Vor einigen Jahren begann es damit, dass Menschen E-Mails erhielten und aufgefordert wurden, eine bestimmte Anzahl von TANs auf einer Sicherheitsseite der Bank einzutasten, das sogenannte Phishing. Das haben erstaunlicherweise auch viele gemacht.
Die Banken/Sparkassen haben reagiert und das klassische TAN-Verfahren (bei dem jede beliebige TAN eingegeben werden konnte) durch das etwas sicherere iTAN-Verfahren (jetzt muss eine bestimmte TAN eingegeben werden) ersetzt.
Die Kriminellen haben darauf reagiert und ihre Betrugsmethoden verbessert. Mittlerweile geht die Hauptgefahr von Schadprogrammen (Trojaner, Keylogger etc.) aus, welche – ohne dass der Anwender etwas davon bemerkt – Überweisungsdaten im Hintergrund manipuliert und damit geänderte Überweisungen veranlassen können.

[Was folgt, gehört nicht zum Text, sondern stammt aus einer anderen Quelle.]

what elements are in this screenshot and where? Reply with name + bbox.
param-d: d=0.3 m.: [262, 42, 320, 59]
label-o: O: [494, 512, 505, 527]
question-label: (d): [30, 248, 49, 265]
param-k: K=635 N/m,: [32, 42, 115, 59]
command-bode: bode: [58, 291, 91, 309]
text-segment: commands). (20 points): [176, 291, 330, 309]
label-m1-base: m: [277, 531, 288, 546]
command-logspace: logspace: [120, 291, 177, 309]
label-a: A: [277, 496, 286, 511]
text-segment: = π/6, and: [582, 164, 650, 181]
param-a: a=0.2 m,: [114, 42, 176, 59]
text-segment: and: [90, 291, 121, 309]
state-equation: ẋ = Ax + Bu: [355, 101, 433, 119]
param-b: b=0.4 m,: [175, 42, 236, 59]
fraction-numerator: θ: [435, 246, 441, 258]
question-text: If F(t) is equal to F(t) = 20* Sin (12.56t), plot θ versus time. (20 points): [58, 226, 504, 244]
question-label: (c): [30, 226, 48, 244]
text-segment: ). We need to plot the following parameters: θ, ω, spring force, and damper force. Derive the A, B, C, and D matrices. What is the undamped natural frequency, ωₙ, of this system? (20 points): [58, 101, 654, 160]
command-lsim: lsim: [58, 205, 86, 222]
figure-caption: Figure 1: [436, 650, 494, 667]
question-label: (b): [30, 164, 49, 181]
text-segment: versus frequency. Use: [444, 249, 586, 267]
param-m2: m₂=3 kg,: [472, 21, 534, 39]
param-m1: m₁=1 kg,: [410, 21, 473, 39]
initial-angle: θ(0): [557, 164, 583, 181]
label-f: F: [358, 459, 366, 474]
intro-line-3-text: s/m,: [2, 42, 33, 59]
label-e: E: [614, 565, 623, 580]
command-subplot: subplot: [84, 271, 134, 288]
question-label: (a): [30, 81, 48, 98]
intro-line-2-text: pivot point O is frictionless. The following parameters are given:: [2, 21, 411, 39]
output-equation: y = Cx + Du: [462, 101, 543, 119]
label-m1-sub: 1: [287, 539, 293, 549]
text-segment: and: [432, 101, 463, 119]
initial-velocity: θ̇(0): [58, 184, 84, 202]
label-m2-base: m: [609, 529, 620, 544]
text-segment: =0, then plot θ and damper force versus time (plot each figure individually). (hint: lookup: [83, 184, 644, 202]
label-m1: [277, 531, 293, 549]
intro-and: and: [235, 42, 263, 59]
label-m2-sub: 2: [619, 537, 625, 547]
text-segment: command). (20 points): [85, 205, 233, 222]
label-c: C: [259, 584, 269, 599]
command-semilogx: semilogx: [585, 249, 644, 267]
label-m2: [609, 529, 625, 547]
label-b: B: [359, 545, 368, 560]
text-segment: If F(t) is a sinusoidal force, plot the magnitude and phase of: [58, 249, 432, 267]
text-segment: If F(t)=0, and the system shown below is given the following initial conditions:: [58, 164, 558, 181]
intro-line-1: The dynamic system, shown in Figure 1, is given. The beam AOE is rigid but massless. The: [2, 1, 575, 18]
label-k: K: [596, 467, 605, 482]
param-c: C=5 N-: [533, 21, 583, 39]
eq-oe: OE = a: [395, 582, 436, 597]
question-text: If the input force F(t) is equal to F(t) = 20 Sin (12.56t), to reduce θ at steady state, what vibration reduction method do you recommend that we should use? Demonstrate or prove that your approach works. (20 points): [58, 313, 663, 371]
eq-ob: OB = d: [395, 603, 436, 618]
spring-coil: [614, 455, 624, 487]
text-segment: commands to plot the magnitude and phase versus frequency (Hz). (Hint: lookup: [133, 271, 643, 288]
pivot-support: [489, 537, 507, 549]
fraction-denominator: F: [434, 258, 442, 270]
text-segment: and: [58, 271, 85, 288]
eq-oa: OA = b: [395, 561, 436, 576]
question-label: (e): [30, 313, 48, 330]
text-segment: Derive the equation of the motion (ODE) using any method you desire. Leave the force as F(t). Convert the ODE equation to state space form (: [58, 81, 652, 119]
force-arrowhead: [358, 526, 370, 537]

Dieser Gefahr kann man nur durch neue Sicherheitsverfahren (z.B. HBCI mit Chipkarte, mobile TAN, ChipTAN etc.) und einer immer aktualisierten Antiviren-Software entgehen.
Oder: Man nutzt eine Banking-Software wie beispielsweise windata SOHO.
Ehrlicherweise muss man sagen, dass auch eine Banking-Software keinen 100%igen Schutz bieten kann. Jedoch ist der Angriff auf eine Banking-Software für diese kriminellen „Hacker“ deutlich schwerer und auch nicht so lukrativ .Außerdem muss die Schadsoftware speziell auf eine bestimmte Version der Banking-Software abgestimmt werden. Die Wahrscheinlichkeit, hier einen Treffer zu landen ist äußerst gering. Da ist der Angriff eines Browser-Programms deutlich einfacher durchzuführen.
Bankingsoftware wie SOHO ist nicht nur sicher, sie bietet wertvolle Funktionen wie ein Schweizer Taschenmesser. Dazu noch sehr bequem!

Wir sind selbst davon überrascht, dass der Abruf von PayPal-Konten ein so großes Interesse findet. Es sieht so aus, als würden wir hier durch die Nutzung der PayPal-API zuverlässiger arbeiten als einige unserer Mitbewerber, welche teilweise noch das veraltete Screenscraping-Verrfahren nutzen. Gerade ebay-User schätzen die Übersicht über ihre PayPal-Transaktionen.
Übrigens: Wir können PayPal-Transaktionen rückwirkend bis 1998 abrufen. Damit hat man sein PayPal-Konto – auch mit historischen Daten – voll im Blick.
Wir haben viele Leser, die sich mit Tagesgeld und anderen Sparkonten beschäftigen. Zunehmend gewinnen ausländische Anbieter wie die Bank of Scotland Kunden.
Sofern diese Banken den HBCI- bzw. FinTS-Standard anbieten, sollte das für windata SOHO kein Problem sein.
Andere, browserbasierte Verfahren wie Screenscraping lehnen wir aus Sicherheitsgründen ab und werden diese auch in Zukunft nicht in windata-Produkten implementieren.
Wir möchten uns bei unseren Kunden und Partnern für das entgegengebrachte Vertrauen sehr herzlich bedanken. Wir wissen, dass unsere Kunden die Wahl zwischen verschiedenen Produkten haben und es freut uns, dass sie sich für uns entschieden haben.
Das ist Motivation für uns, noch weiter an der Verbesserung unserer Programm zu arbeiten. Und: Wir danken Euch von Optimal-Banking für Eure Aufklärungsarbeit bezüglich der Sicherheit beim Online-Banking.